Labour to change rules on minister gifts after Starmer’s clothes row

Ministers are to be forced to declare the value of all the gifts and hospitality they receive after a Labour MP announced she was quitting the party amid the row over clothes given to the Prime Minister by a party donor.

The rule change was confirmed after Rosie Duffield, MP for Canterbury, quit the Labour Party, accusing Sir Keir Starmer of “hypocrisy” for accepting more than £100,000 in gifts before the election.

A Government source told i: “Keir is committed to restoring trust in politics. We will be more open and transparent in government than the last government.

“We will rewrite the ministerial code to remove the loophole introduced by David Cameron which meant that ministers could avoid declaring value of hospitality they received.

“Under the last government, Labour frontbenchers who went to events could end up sitting next to their Tory counterparts. They had to declare details on MP register including cost, while the Tory ministers did not.”

Commons Leader Lucy Powell first revealed the plans to i earlier this month, and they were confirmed by Pat McFadden, Chancellor of the Duchy of Lancaster, on Sunday morning. Speaking to the BBC’s Sunday with Laura Kuenssberg programme he promised to “close the loophole”.

It came within hours of Ms Duffield’s announcement she was leaving the Labour Party which she accused of pursuing “cruel and unnecessary” policies by cutting winter fuel payments and refusing to end the two-child benefit cap.

In her resignation letter, she told Keir Starmer she was “so ashamed of what you and your inner circle have done to tarnish and humiliate our once proud party”.

Ministers have been fighting to defend the Prime Minister after it was revealed he accepted more than £100,000 in freebies – more than any other MP since 2019 – while he was leader of the opposition.

His MP register of interests shows Starmer was given free tickets to over two dozen football games, over £20,000 in free accommodation for his son and tickets to see Taylor Swift and Coldplay.
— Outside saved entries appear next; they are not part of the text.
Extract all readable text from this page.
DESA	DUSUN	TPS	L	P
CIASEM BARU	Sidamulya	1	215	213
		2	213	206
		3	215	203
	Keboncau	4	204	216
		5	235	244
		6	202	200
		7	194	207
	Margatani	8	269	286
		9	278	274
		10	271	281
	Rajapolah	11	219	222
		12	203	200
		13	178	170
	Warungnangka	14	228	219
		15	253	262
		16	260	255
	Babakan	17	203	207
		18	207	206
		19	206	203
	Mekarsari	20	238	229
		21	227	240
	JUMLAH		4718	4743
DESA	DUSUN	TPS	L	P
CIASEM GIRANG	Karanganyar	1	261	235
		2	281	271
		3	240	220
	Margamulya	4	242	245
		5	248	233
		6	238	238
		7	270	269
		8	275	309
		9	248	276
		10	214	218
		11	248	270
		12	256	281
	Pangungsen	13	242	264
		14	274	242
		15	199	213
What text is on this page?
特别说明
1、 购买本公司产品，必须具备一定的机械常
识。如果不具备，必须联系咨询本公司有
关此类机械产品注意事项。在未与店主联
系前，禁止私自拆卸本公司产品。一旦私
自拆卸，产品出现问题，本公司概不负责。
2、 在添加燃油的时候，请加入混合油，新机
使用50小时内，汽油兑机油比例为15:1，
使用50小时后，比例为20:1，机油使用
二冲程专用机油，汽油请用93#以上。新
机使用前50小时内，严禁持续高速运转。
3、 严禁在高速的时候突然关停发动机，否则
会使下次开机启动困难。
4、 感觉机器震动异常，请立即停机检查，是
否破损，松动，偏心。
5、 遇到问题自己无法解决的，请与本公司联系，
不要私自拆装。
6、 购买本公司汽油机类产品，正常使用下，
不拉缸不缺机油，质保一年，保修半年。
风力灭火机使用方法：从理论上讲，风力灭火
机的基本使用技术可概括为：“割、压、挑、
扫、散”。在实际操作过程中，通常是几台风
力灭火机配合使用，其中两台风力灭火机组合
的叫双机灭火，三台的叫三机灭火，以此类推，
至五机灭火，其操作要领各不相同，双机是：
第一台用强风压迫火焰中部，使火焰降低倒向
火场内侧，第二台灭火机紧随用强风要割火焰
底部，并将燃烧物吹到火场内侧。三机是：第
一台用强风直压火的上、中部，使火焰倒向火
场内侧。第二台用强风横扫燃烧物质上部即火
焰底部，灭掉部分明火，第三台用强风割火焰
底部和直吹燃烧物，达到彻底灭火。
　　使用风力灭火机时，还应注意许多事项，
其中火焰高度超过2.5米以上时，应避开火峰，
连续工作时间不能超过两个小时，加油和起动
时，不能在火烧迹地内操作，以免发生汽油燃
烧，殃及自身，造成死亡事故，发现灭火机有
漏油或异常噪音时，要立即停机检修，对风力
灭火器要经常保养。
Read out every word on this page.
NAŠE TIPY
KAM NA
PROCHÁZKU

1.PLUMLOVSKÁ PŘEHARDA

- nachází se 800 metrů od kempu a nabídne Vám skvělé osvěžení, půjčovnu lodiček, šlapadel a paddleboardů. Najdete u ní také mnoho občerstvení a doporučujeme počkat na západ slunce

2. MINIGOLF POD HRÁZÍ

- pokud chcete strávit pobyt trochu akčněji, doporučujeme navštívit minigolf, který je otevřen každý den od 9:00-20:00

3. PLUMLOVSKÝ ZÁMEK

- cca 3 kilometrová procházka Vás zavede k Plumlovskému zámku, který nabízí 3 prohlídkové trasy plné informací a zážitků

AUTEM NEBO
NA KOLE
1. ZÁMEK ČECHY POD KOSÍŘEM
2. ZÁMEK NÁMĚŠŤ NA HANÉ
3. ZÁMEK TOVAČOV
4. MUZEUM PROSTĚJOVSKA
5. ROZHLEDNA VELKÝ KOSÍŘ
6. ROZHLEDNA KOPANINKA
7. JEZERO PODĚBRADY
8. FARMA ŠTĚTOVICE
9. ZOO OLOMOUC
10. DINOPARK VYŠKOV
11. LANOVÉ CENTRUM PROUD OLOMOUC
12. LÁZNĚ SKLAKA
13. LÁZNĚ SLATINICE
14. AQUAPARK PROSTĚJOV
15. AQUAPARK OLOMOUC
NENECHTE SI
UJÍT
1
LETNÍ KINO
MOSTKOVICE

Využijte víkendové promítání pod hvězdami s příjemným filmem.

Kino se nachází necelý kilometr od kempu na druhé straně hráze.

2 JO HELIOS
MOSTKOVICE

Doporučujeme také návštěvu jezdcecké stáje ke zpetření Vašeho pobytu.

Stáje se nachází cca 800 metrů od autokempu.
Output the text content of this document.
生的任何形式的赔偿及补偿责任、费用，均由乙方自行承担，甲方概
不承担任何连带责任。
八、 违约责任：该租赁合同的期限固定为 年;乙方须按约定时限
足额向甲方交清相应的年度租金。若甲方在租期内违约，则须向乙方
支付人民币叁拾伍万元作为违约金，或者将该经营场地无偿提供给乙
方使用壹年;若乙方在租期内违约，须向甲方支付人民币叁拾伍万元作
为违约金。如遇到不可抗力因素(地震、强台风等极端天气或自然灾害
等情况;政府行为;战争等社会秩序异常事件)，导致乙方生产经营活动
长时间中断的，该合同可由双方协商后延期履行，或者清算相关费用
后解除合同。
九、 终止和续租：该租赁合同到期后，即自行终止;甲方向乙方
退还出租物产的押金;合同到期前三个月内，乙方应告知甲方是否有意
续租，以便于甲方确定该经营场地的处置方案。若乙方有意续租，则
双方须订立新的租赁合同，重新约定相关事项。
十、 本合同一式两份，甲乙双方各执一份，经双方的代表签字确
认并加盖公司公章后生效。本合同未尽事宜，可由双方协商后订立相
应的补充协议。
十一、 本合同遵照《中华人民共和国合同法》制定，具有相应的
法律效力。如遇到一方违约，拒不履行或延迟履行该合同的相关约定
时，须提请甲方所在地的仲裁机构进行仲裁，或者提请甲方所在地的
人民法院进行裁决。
Among the most controversial gifts was more than £30,000 of clothes funded by Labour donor Lord Waheed Alli.

The revelations have sparked widespread anger from many in the party as many of the gifts were given shortly before the new Government announced it was cutting winter fuel payments for pensioners.

Until the rule change, any gifts or event tickets given to an MP had to be declared on their register of interests, but ministers did not have to declare hospitality they received in the course of their Government duties.

This had been the case since 2015 following a rule change by David Cameron, meaning many Conservative ministers were not required to declare gifts if they were linked to their job.

There is also a much bigger delay between MP and ministerial declarations – MPs must register any interests with in 28 days, while ministerial interests are published on a quarterly basis.

One time this discrepancy came under scrutiny was in 2021 when Priti Patel, the home secretary at the time, received tickets to the premier of the James Bond film No Time To Die but did not declare it on her MP register.

It was eventually declared on her ministerial register, and the Government said the event linked to her Home Office role as the hospitality had been provided by the Jamaica Tourist Board and she was “invited as the home secretary”.

The Government faced scrutiny, however, over whether this hospitality should have been declared on her MP register of interests after it was revealed Liz Truss, then the foreign secretary, was also invited to the premier.